Прощание. 1914–1915. Бумага, тушь.

Что делать? Прежде всего надо где-нибудь закрепиться. Может, в Петрограде?

Честно говоря, мне туда не хотелось.

В деревне, где мы с женой проводили лето, жил великий раввин Шнеерсон.

К нему съезжались со всей округи. Каждый со своими бедами.

Одни спрашивали совета, как избежать военной службы. Другие, у кого не было детей, жаждали его благословения. Приходили узнать, как толковать какое-нибудь место из Талмуда. Или просто увидеть его, подойти к нему поближе. Кто за чем.

Но художника в списке посетителей наверняка никогда не значилось.

И вот, Господи Боже! — не зная, на что решиться, совсем запутавшись, я тоже рискнул пойти за советом к ученому раби. (Возможно, мне припомнились раввинские песни, которые пела мама по субботам.)

Вдруг он и вправду святой?

Голова старика. 1914. Бумага, тушь.

Раби жил в этой деревне летом, и дом его, облепленный пристройками для учеников и слуг, походил на старую синагогу.

В приемные дни в сенях было полно народу.

Толкались, шумели, галдели.

Но за хорошую мзду можно было пройти побыстрее.

Привратник сказал мне, что с простыми смертными раби разговаривает недолго.
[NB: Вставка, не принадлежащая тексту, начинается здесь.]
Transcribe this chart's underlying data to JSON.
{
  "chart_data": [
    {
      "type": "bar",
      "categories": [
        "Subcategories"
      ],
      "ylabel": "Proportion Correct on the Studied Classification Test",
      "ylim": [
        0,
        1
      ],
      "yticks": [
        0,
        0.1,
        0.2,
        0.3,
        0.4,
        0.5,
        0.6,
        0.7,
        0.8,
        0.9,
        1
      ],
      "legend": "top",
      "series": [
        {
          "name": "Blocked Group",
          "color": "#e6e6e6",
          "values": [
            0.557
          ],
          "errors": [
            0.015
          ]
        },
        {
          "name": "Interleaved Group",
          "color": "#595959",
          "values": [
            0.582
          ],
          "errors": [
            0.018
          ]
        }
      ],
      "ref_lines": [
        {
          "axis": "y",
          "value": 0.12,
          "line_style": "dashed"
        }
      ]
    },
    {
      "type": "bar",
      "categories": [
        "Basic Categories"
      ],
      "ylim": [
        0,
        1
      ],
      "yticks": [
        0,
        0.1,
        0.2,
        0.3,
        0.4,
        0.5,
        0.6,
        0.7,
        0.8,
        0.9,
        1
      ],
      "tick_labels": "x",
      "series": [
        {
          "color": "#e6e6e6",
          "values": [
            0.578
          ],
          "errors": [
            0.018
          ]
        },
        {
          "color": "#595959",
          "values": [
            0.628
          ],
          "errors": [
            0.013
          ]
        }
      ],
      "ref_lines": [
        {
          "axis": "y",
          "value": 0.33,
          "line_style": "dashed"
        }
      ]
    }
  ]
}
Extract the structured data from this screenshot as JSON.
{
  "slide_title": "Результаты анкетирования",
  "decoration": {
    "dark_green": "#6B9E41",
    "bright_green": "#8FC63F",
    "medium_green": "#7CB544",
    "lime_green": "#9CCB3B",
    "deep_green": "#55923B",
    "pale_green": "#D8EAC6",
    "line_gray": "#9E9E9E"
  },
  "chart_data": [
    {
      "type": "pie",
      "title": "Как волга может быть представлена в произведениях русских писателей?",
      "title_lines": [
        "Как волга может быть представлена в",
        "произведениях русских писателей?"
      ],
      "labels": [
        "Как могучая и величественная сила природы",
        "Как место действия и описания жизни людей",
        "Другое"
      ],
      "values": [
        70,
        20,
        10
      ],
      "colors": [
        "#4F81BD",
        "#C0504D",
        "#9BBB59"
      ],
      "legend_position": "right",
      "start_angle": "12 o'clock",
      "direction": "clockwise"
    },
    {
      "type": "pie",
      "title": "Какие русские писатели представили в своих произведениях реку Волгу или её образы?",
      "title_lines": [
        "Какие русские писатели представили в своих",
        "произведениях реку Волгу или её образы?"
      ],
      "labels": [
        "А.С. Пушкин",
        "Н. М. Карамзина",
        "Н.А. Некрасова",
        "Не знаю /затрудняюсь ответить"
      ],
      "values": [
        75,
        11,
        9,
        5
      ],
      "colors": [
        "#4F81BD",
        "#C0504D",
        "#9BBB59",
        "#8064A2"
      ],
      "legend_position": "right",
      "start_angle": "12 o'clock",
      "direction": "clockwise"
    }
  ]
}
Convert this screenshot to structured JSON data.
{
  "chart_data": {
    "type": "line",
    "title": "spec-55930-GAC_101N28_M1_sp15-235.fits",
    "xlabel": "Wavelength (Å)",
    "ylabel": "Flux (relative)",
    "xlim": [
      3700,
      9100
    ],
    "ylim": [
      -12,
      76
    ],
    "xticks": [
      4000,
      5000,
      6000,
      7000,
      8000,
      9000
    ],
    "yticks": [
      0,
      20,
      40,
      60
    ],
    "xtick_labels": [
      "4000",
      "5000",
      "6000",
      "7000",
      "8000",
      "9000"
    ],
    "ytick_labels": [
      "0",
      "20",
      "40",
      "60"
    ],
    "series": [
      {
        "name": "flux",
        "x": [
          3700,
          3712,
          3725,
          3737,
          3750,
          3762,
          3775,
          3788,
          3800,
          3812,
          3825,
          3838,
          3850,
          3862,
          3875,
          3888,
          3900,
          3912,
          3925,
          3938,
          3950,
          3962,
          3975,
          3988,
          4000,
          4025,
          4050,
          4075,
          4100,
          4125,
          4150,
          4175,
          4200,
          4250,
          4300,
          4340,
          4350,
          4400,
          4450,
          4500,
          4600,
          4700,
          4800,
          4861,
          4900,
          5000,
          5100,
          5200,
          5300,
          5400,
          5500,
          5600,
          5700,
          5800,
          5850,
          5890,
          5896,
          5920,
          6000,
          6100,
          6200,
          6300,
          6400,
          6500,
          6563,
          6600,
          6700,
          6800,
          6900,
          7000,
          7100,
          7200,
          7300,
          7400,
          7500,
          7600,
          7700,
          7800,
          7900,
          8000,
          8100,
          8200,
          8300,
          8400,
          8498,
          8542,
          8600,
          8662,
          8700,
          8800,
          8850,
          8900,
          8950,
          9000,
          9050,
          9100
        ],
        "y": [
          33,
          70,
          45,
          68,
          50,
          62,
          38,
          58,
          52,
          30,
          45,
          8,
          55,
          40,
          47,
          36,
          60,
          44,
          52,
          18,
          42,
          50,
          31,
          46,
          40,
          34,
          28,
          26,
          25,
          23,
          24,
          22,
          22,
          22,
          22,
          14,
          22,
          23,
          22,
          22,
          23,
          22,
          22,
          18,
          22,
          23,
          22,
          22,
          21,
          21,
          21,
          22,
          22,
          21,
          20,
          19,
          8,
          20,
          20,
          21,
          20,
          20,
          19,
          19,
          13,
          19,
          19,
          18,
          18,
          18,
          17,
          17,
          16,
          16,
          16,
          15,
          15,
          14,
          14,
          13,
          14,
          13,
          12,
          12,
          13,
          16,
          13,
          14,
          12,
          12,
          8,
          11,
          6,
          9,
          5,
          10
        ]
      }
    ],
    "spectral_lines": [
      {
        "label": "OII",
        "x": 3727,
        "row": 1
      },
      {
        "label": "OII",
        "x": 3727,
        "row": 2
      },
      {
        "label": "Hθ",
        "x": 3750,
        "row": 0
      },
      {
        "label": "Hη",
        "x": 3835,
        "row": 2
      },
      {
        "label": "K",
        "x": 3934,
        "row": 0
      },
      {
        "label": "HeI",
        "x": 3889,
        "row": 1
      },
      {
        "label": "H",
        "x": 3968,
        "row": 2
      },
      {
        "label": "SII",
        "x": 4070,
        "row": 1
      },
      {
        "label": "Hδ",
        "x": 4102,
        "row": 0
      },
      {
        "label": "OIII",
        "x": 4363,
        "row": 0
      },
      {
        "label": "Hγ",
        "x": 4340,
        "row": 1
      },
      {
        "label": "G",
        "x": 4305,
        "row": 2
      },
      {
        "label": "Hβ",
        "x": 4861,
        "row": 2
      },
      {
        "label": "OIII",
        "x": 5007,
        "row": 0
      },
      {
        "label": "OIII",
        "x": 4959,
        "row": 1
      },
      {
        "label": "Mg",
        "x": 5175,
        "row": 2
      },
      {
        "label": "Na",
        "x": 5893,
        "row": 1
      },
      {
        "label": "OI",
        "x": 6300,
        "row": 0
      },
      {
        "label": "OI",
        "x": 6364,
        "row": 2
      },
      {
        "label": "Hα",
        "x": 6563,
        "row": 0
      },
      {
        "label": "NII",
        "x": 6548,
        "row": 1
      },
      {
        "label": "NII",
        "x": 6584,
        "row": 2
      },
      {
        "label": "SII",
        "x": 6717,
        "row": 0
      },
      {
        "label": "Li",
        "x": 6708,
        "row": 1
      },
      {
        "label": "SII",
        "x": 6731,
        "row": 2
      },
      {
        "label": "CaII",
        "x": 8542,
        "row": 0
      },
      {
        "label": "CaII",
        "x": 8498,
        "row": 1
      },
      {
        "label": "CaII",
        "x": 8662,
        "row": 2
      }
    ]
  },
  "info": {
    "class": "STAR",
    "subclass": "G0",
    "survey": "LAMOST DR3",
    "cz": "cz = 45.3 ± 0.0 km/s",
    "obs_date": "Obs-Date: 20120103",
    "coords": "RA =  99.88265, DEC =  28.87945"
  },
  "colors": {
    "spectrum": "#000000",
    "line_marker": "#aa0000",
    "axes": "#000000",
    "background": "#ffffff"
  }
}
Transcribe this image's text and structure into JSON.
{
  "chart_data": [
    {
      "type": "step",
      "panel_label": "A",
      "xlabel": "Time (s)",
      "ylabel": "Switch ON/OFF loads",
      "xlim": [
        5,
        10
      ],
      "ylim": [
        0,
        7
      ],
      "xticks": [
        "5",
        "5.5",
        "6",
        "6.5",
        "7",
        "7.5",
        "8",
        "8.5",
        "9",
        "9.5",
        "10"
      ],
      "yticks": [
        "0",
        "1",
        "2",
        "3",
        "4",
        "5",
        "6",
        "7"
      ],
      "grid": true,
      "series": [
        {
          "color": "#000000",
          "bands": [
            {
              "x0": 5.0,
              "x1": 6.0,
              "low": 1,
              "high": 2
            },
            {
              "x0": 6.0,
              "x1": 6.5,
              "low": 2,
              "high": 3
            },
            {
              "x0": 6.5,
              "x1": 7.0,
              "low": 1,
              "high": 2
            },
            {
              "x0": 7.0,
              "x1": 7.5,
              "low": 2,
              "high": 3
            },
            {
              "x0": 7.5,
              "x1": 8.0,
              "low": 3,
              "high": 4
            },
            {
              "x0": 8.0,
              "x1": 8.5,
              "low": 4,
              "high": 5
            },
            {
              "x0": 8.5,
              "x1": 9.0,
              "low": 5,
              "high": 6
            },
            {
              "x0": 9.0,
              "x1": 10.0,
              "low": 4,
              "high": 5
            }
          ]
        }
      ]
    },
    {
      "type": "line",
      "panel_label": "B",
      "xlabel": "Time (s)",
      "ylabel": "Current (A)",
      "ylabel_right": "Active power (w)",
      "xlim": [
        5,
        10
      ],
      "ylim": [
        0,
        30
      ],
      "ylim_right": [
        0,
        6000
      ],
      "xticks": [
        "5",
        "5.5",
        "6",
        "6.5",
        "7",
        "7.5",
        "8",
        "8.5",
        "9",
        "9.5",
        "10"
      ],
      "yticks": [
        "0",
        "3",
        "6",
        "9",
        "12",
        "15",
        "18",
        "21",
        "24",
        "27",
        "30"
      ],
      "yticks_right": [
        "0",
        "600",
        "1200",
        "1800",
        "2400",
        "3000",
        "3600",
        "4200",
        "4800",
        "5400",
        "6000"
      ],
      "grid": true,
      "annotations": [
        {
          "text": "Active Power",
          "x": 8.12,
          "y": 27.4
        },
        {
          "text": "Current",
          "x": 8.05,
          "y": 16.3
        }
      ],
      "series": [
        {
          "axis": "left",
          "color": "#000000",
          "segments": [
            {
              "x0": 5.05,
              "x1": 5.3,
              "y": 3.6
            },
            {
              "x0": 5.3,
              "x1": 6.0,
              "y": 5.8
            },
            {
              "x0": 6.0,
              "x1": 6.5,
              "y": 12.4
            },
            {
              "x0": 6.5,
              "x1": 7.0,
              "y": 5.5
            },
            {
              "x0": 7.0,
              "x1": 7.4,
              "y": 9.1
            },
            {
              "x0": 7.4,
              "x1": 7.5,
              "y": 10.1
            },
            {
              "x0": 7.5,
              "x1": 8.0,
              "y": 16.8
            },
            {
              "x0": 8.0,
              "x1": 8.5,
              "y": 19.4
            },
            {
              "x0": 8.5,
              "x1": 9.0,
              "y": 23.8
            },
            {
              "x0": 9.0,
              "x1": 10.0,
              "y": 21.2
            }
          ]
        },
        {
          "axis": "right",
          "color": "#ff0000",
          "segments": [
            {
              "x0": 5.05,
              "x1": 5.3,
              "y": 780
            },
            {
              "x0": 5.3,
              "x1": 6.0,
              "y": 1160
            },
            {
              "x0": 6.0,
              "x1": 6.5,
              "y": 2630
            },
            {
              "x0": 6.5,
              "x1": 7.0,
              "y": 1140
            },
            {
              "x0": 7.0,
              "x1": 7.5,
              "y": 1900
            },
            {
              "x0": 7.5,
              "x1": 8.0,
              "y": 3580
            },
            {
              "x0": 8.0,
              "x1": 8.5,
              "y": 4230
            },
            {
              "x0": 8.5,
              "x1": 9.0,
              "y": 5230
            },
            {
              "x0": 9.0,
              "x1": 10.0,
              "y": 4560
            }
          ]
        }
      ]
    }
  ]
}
Надо изложить все вопросы в письменном виде и, как войдешь, сразу отдать ему.

И никаких объяснений.

Вот наконец подходит моя очередь, передо мной открывается дверь, меня выталкивают из человеческого муравейника, и я оказываюсь в просторном зале с зелеными стенами.

Квадратном, тихом, почти пустом.

В глубине стол, заваленный бумагами, просьбами, ходатайствами, деньгами.

За столом — раби. Один.

Горит свеча. Раби читает мою записку. И поднимает на меня глаза.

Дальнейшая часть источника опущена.